THE fate of this unfortunate gentleman calls for our pity. He was bred a soldier, and was captain of a company, when he became fascinated by the lures of a stage actress, and actually fell so deeply into her snare, as to marry her. Among the many females brought up to this scandalous way of life, how very rare is it to find one possessed of worth and modesty. Their morals, with continual examples of profligacy before them, soon become corrupted, for there is not upon earth, a more debauched set of lazy people, than strolling players.
Captain Lee soon felt the effects of his imprudence. His pay, ample for himself, was very inadequate to the additional expense of such a wife; but the die was cast, he was under the necessity of selling his commission, and when the product was dissipated, to have recourse to the stage. As a player, the captain, now the humble Mr. Lee, commenced a vagabondizing life, strolling from town to town, the mockery of kings, queens, and heroes; and anon, as lovers, substituting the belly's pain, from long want of food, for the pangs inflicted by some cruel fair, the mimic mistress of a pining heart.
There is no profession that requires so many accomplishments, both of nature and art, as that of an actor; and yet there is none that the idle and dissolute youth, of both sexes, think themselves so well qualified to practise with success.
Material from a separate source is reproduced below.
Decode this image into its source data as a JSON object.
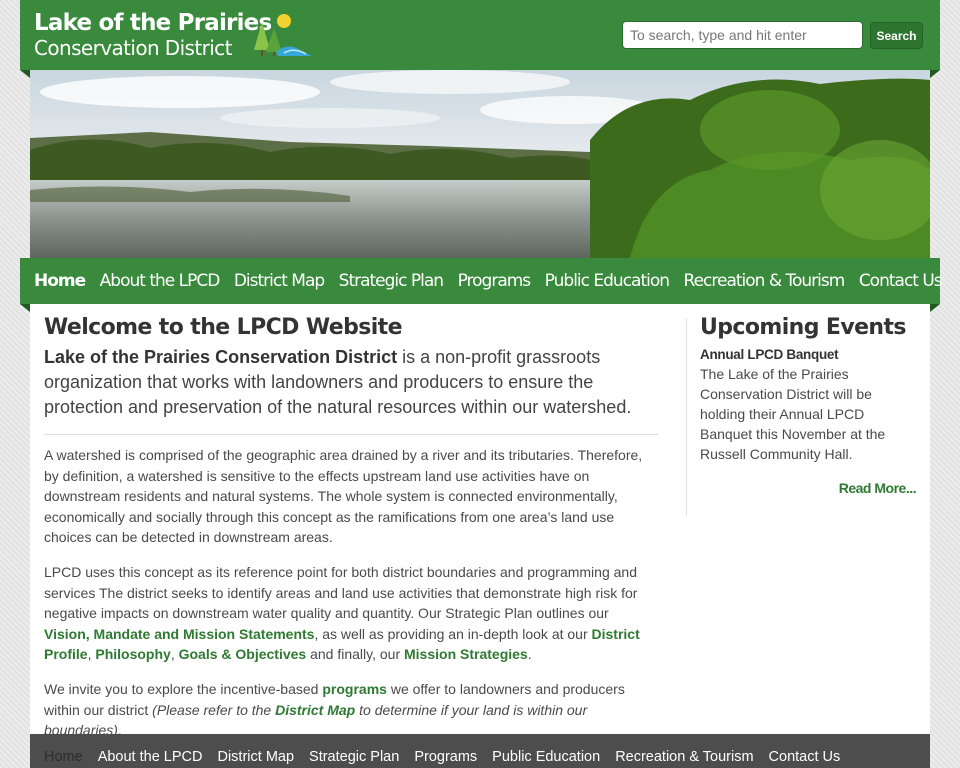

By this fatal error society is deprived of many who might have been useful and happy in the employments for which they were designed, and who became the most contemptible, and at the same time the most wretched vagabonds, that at once injure and disgrace the community. It may, perhaps, prevent some vain, unthinking, dissipated, and ignorant wretches, from increasing the number of these out-casts, to acquaint them that, the life of a stroller is less eligible than that of a sifter of cinders at a shilling a day; that they are dissolute and undone, without virtue, and without friendship, not allied even by that kindness and fidelity which is found among other associates in misfortunes, not excepting even beggars and thieves. Their exhibitions expose them to the derision of mechanics and clowns; their distresses excite not pity, but laughter, and frequently, instead of being treated with tenderness, they are committed to prison. Those who live by chance are always improvident of casual supplies; so it happens, that those people who are frequently without victuals, are yet frequently drunk. When this happens on a night when their performance is to be exhibited, one of the company is obliged to perform two characters, that ought to be on the stage together. Yet, so many are the graces, even in this mimic life, that some of its female votaries have become in reality, the ladies whom erst, in well-glossed petticoats, tinselled all over, spangled with tin, and daubed with foil, they oft had counterfeited. The humble girl who first acted the character of Polly Peachum, in Gay's Beggar's Opera, became Duchess of Bolton; and the Misses Farren and Brunton are now Countesses. Kemble, the meaner offspring of a strolling company, is now announced in the London papers among the men of rank, fashion, and consequence, who regale at each other's overflowing board, while his many old contemporaries are starving on a crown a week and an inch of candle!
Such was the life this unfortunate officer was reduced to pursue. When, with his wife, he had struggled through many miseries, and had strolled so far as Aberdeen, the Scotch took pity on them, and patronized Mrs. Lee so far as to promote an establishment for her, as governess of a female seminary of education. Thus settled, for a while they left the stage; but Lee's habits of expense and idleness contracted in the army, led him into many expenses which his income could not support. Happily for his partner in misery, she died at Aberdeen, a year or two after being so patronized; and he left the town, to join again the first strolling players he could find.
This unfortunate man could never rise to any perfection in the mimic art; and his failing, in getting neither applause nor money, to supply the necessaries of life, soured his temper, and rendered him desperate. He had last been with the Portsmouth strollers, and from that town came to London, without a penny in his pocket, and actually starving. Too proud to beg, he boldly went to a tavern, where he had formerly spent large sums, and dined. He then asked the landlord for the loan of a guinea and a half, and as security, he deposited with him a forged bill of exchange on the ordnance office, for which he forfeited his life.